Last week, the Pentagon shared a classified report with Congress regarding the benefits and negatives of removing Turkey from the F-35 Joint-Strike Fighter production and acquisition program. Now, it’s time for American lawmakers to decide what happens.
Turkey is scheduled to receive the initial bunch of F-35s in the summer of 2019. Opponents of the sale, however, hope that additional training for the Turkish pilots could delay deliveries till 2020. Moreover, they can hope that Congress will try to block the transfer of classified technology, such as the aircraft’s battlespace management system, a decision that would further frustrate the delivery schedule. The Turkish Air Force has already received two jets and is vying to get at least 100.
Earlier this year, Defence Secretary James Mattis had warned Congress that “If the Turkish supply chain was disrupted today, it would result in an aircraft production break, delaying delivery of 50-75 F-35s, and would take approximately 18-24 months to re-source parts and recover.”
Turkey recently purchased a number of Russian S-400 anti-aircraft batteries at an estimated $2.5 billion. Pentagon officials are concerned that the purchase, coupled with the introduction of the F-35 to the Turkish Air Force, will enable Russian engineers to break the F-35’s stealth capabilities and find a way to update the S-400’s radar to detect America’s latest — and most expensive — aircraft.
If Congress decided to oust Turkey from the F-35 program, the U.S. government would have to reimburse Turkey and then decide if it or another partner would undertake Turkey’s production part, which is mainly concerned with the F-35’s fuselage.

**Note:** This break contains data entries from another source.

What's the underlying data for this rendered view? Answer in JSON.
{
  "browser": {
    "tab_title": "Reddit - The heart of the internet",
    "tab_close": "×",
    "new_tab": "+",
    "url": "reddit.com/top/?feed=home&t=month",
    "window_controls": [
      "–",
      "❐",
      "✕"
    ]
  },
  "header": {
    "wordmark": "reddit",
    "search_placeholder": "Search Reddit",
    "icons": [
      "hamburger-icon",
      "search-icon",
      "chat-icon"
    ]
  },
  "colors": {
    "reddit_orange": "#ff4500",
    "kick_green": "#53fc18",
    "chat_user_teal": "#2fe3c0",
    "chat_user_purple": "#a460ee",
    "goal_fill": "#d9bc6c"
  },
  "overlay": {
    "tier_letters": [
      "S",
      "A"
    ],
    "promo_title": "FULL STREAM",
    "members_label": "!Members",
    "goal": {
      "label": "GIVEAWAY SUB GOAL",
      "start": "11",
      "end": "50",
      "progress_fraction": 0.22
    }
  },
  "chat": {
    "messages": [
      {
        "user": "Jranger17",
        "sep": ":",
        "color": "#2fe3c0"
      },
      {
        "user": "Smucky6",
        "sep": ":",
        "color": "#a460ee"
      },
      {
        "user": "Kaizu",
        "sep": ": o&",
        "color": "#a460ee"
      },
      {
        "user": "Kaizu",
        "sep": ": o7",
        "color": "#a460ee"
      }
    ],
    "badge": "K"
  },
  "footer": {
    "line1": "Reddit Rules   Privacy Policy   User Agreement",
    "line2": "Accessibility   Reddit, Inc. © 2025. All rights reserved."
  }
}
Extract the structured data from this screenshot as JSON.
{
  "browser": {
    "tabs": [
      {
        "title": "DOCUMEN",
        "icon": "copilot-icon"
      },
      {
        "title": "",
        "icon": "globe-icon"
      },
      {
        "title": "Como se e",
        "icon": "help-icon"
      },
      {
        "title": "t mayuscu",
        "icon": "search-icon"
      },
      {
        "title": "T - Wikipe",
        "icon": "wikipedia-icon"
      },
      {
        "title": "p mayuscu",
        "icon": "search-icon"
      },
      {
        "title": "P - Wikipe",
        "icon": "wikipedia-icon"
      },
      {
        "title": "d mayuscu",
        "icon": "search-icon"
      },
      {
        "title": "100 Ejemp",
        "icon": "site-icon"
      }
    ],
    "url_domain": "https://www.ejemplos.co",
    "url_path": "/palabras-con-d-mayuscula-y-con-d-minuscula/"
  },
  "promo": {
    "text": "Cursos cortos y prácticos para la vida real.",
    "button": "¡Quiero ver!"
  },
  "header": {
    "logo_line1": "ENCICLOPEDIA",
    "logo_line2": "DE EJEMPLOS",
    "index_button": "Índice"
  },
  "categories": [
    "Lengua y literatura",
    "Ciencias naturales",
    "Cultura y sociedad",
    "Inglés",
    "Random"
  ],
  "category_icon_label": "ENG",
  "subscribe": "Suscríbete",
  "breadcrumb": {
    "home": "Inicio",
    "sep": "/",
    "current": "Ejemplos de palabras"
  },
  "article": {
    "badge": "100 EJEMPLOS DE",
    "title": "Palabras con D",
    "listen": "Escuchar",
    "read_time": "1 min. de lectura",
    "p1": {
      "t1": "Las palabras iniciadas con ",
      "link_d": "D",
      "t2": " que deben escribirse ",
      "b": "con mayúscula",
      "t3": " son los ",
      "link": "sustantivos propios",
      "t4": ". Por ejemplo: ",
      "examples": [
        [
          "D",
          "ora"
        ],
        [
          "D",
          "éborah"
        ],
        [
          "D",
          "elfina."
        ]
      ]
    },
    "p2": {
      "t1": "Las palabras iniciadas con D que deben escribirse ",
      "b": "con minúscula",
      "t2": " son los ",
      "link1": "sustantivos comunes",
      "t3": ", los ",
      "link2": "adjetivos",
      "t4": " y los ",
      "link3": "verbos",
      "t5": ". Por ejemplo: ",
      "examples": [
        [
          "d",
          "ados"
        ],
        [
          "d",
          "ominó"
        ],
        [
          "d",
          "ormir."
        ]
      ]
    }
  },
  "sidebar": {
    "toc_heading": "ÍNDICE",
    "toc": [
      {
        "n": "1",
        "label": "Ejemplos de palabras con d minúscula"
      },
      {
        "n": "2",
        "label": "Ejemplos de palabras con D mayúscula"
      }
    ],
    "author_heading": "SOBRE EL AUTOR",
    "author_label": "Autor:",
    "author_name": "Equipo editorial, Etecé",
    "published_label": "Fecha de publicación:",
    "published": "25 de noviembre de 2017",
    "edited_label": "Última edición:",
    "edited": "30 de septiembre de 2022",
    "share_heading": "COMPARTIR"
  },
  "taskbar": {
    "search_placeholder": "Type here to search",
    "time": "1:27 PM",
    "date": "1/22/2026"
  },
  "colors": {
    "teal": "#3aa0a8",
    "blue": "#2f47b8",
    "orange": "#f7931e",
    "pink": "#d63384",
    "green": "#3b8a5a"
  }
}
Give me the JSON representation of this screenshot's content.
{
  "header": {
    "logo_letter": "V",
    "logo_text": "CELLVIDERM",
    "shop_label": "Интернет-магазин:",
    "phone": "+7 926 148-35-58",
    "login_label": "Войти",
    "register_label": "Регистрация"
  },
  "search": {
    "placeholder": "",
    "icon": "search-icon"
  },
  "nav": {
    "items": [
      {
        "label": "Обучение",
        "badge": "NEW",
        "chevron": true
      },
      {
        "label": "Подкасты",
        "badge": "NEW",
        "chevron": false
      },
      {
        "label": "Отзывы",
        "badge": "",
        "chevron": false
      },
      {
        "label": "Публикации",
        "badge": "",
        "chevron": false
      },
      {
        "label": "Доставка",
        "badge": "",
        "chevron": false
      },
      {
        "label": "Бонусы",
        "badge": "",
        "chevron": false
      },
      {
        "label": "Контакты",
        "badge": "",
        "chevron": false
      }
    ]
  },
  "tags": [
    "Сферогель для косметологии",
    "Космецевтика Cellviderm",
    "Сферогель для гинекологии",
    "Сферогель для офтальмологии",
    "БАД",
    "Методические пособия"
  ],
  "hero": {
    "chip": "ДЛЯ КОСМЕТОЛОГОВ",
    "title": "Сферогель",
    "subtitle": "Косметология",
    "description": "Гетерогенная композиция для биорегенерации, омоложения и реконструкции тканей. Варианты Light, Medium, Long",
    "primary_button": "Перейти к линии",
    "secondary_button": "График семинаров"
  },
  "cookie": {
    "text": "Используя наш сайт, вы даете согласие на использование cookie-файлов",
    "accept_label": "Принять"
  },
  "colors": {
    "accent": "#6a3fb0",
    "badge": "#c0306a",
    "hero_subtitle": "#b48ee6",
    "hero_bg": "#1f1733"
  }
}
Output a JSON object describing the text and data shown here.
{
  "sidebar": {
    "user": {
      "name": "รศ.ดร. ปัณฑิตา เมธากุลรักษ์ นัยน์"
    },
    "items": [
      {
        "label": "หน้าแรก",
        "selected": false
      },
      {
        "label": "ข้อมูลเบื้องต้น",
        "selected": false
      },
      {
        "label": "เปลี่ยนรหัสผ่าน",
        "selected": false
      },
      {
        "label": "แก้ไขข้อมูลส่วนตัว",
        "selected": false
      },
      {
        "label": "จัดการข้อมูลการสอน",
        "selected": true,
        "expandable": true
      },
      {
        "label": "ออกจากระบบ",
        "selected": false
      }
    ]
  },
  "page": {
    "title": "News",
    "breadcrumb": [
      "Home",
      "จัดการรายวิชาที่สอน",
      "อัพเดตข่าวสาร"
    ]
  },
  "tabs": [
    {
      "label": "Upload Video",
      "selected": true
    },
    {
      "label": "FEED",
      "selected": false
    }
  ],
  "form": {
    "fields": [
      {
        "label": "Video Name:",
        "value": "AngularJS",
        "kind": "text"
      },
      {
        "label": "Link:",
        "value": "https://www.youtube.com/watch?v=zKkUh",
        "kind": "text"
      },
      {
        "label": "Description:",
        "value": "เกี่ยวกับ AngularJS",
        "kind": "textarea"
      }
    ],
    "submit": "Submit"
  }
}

Some geopolitical background, however, is essential. What can Turkey offer to the U.S.? A nuclear-capable base and, perhaps, a helping hand in the Syrian conflict. The Incirlik Air Base in South-central Turkey has long been an important strategic base for the U.S. military. Containing an estimated 50 nuclear warheads, the base is close — but not so close to jeopardise security — to many major countries in the Middle East. Syria, Iraq, Lebanon, and even Iran, are within reasonable distance from the base.
The American military has used (or tried to use) the base before for major operations. During the ramping up of Operation Iraqi Freedom in 2003, Turkey famously denied access or transit to U.S. troops that were to invade northern Iraq. In the end, a handful of Special Forces teams from the 10th Special Forces Group and Special Boat Service (SBS), alongside Kurdish militia, managed to do what was supposed to be the job of whole divisions — revealing that Turkey’s importance isn’t so large as many would have it be.
Congress will now have to study the Pentagon’s report before scheduling a briefing with Secretary Mattis and other senior Department of Defence (DoD) officials to decide what will be done.